Vários foram os conflitos, os mais recentes com Julian Alaphilippe e sua esposa Marion Rousse ou os desagradáveis comentários sobre o ciclismo feminino, ainda em 2021, afirmando que não compensaria investir no mesmo. No entanto, em 2022, Lefevere investe numa equipa feminina: a NXTG Racing, atual AG Insurance - Soudal Team.

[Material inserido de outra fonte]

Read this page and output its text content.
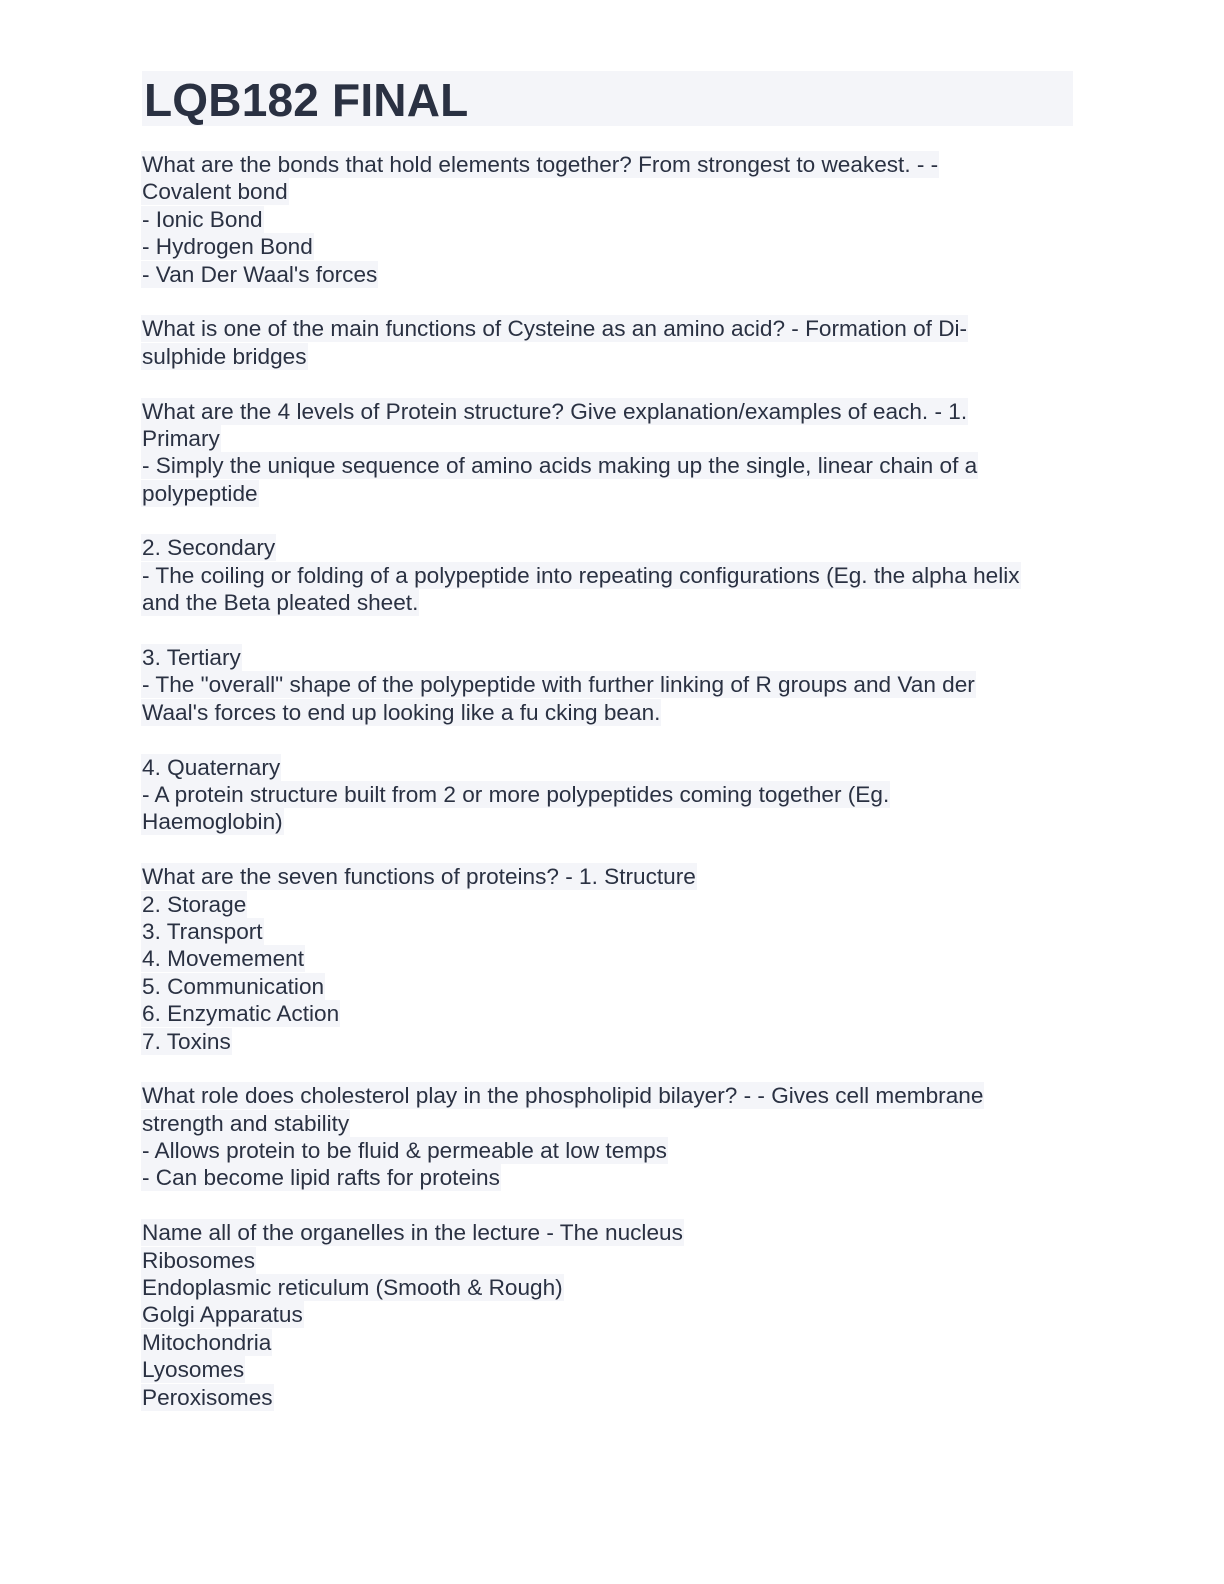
LQB182 FINAL
What are the bonds that hold elements together? From strongest to weakest. - -
Covalent bond
- Ionic Bond
- Hydrogen Bond
- Van Der Waal's forces
What is one of the main functions of Cysteine as an amino acid? - Formation of Di-
sulphide bridges
What are the 4 levels of Protein structure? Give explanation/examples of each. - 1.
Primary
- Simply the unique sequence of amino acids making up the single, linear chain of a
polypeptide
2. Secondary
- The coiling or folding of a polypeptide into repeating configurations (Eg. the alpha helix
and the Beta pleated sheet.
3. Tertiary
- The "overall" shape of the polypeptide with further linking of R groups and Van der
Waal's forces to end up looking like a fu cking bean.
4. Quaternary
- A protein structure built from 2 or more polypeptides coming together (Eg.
Haemoglobin)
What are the seven functions of proteins? - 1. Structure
2. Storage
3. Transport
4. Movemement
5. Communication
6. Enzymatic Action
7. Toxins
What role does cholesterol play in the phospholipid bilayer? - - Gives cell membrane
strength and stability
- Allows protein to be fluid & permeable at low temps
- Can become lipid rafts for proteins
Name all of the organelles in the lecture - The nucleus
Ribosomes
Endoplasmic reticulum (Smooth & Rough)
Golgi Apparatus
Mitochondria
Lyosomes
Peroxisomes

Houve ainda o conflito com pai de Evenepoel, mas nem só de atritos se conta a história do Tio Pat. Em 2008, Tom Boonen é apanhado com cocaína na Bélgica. O acontecimento vira notícia em todos os jornais e logo emerge uma campanha para forçar a organização da Volta a França a não deixar participar o corredor belga na prova mais importante do mundo. Como resultado, os primeiros a rejeitar a sua participação foram os organizadores do Tour de Suisse e, à boleia disso, não foi ao Tour de France defender a camisola verde conquistada no  ano anterior. Lefevere e os patrocinadores da equipa, no entanto, decidiram manter Boonen na formação belga por tudo o que ele já tinha dado à equipa e, visto que este não foi suspenso pela UCI, continuou a participar nas provas em que foi aceite chegando ainda a estar na Vuelta desse ano. Lefevere foi uma das pessoas que mais ajudou Boonen nesse momento difícil a nível pessoal, mas também foi um dos que o multou a nível profissional pois o que se tinha passado tinha afetado futuros negócios de investimento na equipa para o ano seguinte e ele tinha de “sofrer as consequências dos seus atos”.

É por isto tudo e por muito mais que provavelmente ficou por escrever, que acho Patrick Lefevere um génio na gestão das suas equipas, mas também um louco.